The effect of graph connectivity on metastability in a stochastic system of spiking neurons

We consider a continuous-time stochastic model of spiking neurons originally introduced by Ferrari et al. in Ferrari et al. (2018). In this model, we have a finite or countable number of neurons which are vertices in some graph G where the edges indicate the synaptic connection between them. We focus on metastability, understood as the property for the time of extinction of the network to be asymptotically memory-less, and we prove that this model exhibits two different behaviors depending on the nature of the specific underlying graph of interaction G that is chosen. In this model the spiking activity of any given neuron is represented by a point process, whose rate fluctuates between 1 and 0 over time depending on whether the membrane potential is positive or null.
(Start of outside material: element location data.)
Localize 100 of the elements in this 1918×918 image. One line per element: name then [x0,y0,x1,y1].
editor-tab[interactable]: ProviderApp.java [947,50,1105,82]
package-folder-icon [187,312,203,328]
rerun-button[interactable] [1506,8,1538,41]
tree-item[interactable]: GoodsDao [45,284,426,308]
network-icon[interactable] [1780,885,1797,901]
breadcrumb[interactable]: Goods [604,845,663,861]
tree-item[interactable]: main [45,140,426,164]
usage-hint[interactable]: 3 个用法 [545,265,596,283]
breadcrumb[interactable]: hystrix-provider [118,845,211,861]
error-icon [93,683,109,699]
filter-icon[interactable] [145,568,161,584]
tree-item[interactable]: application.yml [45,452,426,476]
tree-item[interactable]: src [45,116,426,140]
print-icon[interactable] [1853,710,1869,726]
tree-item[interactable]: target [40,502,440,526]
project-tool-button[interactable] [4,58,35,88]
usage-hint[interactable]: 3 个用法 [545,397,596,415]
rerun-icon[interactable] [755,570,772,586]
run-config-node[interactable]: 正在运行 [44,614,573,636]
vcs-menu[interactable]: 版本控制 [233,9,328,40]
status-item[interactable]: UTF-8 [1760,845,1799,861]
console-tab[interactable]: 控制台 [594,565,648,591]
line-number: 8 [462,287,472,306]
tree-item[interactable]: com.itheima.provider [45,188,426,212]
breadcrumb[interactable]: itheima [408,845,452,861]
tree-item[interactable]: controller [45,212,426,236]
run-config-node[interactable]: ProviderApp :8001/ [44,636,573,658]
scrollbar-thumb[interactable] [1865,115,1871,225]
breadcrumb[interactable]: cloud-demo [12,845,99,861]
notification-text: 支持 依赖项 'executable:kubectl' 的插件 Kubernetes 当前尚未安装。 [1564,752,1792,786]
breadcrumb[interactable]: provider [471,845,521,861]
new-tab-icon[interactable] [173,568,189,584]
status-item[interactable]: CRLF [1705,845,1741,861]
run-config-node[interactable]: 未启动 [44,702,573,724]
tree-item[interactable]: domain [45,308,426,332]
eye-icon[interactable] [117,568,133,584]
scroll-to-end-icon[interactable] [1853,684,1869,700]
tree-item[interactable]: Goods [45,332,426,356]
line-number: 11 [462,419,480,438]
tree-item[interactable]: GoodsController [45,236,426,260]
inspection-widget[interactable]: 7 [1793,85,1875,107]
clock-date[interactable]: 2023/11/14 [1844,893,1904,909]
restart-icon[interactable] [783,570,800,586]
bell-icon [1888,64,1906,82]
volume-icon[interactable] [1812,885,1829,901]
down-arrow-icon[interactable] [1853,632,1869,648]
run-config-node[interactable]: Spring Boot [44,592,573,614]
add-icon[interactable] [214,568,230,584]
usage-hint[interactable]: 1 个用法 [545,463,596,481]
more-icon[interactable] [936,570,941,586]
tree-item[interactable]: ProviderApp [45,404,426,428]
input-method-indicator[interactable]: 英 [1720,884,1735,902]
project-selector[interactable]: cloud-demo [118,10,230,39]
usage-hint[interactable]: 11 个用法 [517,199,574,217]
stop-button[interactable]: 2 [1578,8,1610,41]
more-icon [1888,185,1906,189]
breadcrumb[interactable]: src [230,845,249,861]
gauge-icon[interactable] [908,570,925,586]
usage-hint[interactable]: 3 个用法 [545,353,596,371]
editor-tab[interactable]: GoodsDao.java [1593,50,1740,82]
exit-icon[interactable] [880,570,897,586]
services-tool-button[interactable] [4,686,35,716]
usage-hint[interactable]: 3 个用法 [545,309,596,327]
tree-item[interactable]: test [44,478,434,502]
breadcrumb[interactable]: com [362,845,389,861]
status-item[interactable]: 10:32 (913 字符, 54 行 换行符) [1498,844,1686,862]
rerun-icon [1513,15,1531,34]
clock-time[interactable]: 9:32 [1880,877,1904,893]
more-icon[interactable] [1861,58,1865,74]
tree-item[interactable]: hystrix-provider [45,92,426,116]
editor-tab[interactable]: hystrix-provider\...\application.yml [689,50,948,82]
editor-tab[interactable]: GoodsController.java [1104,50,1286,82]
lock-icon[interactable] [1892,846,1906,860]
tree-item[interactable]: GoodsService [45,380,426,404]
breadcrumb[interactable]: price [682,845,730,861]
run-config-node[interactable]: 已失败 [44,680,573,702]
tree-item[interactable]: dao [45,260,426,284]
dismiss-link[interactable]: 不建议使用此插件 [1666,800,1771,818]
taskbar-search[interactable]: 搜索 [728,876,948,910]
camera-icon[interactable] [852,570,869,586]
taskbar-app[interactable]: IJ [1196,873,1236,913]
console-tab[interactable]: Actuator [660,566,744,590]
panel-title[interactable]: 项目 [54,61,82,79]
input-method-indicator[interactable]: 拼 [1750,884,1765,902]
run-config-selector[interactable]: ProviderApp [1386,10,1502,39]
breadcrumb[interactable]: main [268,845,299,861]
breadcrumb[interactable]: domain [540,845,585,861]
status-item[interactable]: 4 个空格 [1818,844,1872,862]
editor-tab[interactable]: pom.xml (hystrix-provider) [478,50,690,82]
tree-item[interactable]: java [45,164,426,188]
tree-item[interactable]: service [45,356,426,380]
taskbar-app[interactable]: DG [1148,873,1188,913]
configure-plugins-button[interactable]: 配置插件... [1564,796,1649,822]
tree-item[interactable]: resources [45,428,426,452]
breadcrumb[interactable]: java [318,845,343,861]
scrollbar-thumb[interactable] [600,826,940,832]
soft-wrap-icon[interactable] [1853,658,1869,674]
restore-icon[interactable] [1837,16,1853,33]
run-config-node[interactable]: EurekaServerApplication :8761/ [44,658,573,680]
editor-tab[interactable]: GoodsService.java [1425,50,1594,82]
The membrane potential of each neuron evolves in time by integrating all the spikes of its adjacent neurons up to the last spike of the said neuron, so that when a neuron spikes, its membrane potential is reset to 0 while the membrane potential of each of its adjacent neurons is increased by one unit. Moreover, each neuron is exposed to a leakage effect, modeled as an abrupt loss of membrane potential which occurs at random times driven by a Poisson process of some fixed rate γ. It was previously proven that when the graph G is the infinite one-dimensional lattice, this model presents a phase transition with respect to the parameter γ. It was also proven that, when γ is small enough, the renormalized time of extinction (the first time at which all neurons have a null membrane potential) of a finite version of the system converges in law toward an exponential random variable when the number of neurons goes to infinity. The present article is divided into two parts. First we prove that, in the finite one-dimensional lattice, this last result does not hold anymore if γ is large enough, and in fact we prove that for γ>1 the renormalized time of extinction is asymptotically deterministic. Then we prove that conversely, if G is the complete graph, the result of metastability holds for any positive γ.